Размышляя таким образом, я с силой взбивал подушку, тысячу раз вертел ее в разные стороны, затем снова лег, почувствовав на этот раз – новое мучение! – (ведь у меня не получилось, как я ни бился, засунуть подушку обратно в наволочку, откуда она от моих встряхиваний и ударов между делом выскочила), как колется жесткий холст изнутри. Однако я не успел как следует найти сколь-нибудь удобное положение для головы, укрыться, сомкнуть глаза, как на тебе! снова это проклятое щебетание, на этот раз прямо рядом со мной. Сомнений быть не могло – птица находилась в непосредственной близости от моего носа, и она свистела. Тщательно сомкнув веки, чтобы не спугнуть ее – я заметил, что каждый раз, когда я открывал глаза, она прекращала щебетать, – я тихонько поднял руку, притворившись, будто потягиваюсь во сне, и неожиданно – бам! – молниеносно опустил правую руку, с ладонью, готовой к захвату, как в детстве я прихлопывал цикад на соснах. Что-то теплое встрепенулось в моей руке, а пение продолжалось. «Наконец-то, дружок, – сказал я, стараясь сильно не сжимать ее, чтобы не раздавить, – попался! Ну, погоди теперь, сиди смирно, мы на тебя поглядим», – и открыл глаза. Чириканье на секунду прекратилось, а из моих расслабившихся пальцев выскочила маленькая мышь! Я ошеломленно посмотрел на нее, она быстро пробежала до ножки кровати, а оттуда – замерев на миг, бросив мне благодарный взгляд и довольно потерев передними лапками свои усики – бесшумно соскользнула на пол и исчезла.
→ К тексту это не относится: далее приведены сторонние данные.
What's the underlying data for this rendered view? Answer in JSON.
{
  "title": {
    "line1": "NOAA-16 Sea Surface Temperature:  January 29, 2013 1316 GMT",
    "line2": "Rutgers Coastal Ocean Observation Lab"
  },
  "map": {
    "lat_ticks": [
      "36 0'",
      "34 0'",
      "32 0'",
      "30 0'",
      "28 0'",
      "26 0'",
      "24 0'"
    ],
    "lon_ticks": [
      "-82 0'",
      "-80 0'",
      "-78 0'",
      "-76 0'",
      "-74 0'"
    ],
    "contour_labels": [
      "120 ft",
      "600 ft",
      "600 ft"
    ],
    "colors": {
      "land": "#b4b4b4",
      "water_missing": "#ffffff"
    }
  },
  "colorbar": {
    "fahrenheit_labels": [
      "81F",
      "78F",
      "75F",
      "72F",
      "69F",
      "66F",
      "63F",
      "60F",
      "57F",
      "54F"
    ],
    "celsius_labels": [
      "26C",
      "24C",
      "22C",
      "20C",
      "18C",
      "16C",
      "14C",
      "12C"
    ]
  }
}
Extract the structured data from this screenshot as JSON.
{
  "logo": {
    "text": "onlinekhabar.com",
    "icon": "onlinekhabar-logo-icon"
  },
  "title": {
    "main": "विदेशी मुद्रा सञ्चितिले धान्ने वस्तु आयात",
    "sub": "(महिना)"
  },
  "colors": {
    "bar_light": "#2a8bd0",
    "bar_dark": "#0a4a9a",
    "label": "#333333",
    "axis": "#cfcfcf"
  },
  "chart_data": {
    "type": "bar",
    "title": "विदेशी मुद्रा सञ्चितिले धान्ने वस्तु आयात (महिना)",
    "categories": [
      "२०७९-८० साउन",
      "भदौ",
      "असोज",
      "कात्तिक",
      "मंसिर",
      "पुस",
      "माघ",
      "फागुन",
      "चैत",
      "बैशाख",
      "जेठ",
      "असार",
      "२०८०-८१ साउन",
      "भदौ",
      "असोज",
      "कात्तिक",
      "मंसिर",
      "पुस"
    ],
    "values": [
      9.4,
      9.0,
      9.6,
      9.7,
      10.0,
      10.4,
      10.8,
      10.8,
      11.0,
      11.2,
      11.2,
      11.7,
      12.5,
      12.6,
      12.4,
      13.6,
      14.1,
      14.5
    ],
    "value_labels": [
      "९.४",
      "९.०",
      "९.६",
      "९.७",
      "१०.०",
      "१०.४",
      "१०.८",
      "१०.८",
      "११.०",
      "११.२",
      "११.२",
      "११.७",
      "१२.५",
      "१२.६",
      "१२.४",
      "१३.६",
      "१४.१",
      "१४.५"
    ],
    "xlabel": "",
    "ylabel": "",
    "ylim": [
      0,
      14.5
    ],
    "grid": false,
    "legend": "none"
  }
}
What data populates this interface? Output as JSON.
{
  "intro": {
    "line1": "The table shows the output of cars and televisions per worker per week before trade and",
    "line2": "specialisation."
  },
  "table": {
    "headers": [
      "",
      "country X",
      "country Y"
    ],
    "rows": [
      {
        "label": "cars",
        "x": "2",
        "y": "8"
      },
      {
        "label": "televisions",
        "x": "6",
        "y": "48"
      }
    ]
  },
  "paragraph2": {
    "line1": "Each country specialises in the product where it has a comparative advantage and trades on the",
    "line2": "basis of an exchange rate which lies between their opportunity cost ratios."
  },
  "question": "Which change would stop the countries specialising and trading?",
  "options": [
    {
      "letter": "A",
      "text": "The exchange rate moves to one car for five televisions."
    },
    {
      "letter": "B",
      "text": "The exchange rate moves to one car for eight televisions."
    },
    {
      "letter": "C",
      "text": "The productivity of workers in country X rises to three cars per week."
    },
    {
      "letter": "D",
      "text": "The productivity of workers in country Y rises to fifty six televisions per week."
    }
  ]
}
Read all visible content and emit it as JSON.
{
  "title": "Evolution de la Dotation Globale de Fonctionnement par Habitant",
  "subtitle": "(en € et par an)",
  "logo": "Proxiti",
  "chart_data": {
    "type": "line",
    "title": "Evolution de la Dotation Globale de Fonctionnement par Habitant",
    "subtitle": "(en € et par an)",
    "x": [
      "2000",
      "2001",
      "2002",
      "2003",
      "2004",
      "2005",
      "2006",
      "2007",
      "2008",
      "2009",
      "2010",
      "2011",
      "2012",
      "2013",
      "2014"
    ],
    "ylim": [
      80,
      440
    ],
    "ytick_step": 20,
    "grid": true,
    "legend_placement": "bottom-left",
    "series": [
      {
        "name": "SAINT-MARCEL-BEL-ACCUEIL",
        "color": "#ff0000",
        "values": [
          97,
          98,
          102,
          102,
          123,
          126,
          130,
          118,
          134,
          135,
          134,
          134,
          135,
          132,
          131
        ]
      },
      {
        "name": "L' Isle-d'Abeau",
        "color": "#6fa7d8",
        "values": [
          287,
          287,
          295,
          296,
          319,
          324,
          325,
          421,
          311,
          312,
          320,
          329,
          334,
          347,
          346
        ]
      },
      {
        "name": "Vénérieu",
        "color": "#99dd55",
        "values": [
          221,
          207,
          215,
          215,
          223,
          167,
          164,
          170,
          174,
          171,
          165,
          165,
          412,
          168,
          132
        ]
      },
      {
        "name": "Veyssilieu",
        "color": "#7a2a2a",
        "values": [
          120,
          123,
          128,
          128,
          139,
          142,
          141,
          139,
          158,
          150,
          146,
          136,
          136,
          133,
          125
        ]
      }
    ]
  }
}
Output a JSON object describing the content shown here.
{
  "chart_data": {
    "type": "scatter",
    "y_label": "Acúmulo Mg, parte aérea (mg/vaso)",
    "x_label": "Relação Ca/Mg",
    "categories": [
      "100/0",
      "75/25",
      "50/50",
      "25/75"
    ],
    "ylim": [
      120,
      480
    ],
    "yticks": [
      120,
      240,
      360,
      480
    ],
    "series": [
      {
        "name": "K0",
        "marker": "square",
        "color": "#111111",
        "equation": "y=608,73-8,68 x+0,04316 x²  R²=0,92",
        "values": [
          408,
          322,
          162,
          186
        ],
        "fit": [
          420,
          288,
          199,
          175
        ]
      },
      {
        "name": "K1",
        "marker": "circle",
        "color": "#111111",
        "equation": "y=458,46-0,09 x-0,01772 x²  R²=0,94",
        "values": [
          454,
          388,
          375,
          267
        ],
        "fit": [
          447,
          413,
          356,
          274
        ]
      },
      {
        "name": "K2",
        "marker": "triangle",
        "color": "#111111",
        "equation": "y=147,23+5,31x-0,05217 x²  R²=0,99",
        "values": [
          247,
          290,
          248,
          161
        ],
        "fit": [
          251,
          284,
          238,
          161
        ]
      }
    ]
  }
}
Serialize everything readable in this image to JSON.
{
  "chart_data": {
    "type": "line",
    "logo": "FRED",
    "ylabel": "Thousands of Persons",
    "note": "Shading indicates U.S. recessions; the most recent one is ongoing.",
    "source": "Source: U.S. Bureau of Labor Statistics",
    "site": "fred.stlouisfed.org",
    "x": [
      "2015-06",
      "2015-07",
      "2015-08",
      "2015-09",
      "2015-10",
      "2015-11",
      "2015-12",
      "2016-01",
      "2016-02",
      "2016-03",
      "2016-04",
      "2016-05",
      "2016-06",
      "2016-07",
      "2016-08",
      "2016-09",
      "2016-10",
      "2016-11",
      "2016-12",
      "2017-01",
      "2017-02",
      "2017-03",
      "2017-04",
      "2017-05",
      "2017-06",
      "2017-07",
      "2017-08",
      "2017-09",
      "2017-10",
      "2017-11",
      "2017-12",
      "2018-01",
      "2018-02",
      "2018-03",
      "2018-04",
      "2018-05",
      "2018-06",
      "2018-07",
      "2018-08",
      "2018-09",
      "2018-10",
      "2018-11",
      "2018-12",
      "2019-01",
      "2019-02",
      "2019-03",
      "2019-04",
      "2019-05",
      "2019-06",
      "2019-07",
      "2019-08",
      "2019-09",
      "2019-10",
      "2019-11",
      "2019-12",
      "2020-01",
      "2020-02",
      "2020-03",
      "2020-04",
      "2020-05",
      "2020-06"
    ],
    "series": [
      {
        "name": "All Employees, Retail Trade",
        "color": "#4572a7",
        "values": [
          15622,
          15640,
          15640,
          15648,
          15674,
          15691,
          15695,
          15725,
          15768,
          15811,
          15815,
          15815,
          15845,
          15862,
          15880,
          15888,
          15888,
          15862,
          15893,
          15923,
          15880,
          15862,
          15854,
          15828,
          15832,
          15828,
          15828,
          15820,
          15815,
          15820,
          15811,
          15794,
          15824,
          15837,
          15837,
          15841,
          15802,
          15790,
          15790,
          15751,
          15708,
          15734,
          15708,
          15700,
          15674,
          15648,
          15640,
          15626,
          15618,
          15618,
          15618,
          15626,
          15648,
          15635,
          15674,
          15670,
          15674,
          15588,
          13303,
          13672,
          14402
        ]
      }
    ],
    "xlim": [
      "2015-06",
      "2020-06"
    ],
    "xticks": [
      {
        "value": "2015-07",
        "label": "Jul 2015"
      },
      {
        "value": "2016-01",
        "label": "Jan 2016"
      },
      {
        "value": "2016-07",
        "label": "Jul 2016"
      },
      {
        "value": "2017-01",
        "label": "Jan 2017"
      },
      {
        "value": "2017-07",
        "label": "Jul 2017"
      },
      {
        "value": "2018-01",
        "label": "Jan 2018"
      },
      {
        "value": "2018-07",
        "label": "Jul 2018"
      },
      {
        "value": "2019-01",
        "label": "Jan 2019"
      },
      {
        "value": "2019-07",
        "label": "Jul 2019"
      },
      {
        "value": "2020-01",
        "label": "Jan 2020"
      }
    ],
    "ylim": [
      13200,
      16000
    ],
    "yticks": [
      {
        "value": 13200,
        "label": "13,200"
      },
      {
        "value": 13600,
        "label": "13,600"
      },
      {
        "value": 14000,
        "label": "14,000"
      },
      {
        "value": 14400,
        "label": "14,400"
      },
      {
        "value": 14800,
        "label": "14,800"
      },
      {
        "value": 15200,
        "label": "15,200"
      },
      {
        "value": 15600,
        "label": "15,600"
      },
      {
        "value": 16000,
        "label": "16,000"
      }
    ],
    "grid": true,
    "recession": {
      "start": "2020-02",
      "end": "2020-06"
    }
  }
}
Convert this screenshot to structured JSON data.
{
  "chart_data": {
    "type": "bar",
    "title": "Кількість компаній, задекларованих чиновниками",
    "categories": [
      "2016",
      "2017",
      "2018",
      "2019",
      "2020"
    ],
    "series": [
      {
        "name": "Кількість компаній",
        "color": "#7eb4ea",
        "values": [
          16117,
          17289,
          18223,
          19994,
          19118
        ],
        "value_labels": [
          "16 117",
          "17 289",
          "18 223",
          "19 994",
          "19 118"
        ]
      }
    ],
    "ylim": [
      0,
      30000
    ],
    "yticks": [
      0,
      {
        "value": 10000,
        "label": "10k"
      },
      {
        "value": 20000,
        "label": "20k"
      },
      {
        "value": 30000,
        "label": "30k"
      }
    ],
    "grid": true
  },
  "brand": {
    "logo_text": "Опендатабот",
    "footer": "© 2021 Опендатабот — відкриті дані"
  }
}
«Это переходит границы даже самой подлой шутки. Я этого не потерплю!» – прорычал я и вскочил.
В ответ пламя лампы ненадолго задрожало, а потом, как будто специально выбрав подходящий момент, погасло совсем.
На ощупь я нашел сапоги, в темноте и в смятении два раза случайно засунул левую ногу в правый, затем наконец-то надел их правильно, смог, споткнувшись о стол, добраться до стула, куда я бросил сюртук, накинул его на плечи и ощупью, как слепой – свеча и спички упали со стола, – потащился к двери.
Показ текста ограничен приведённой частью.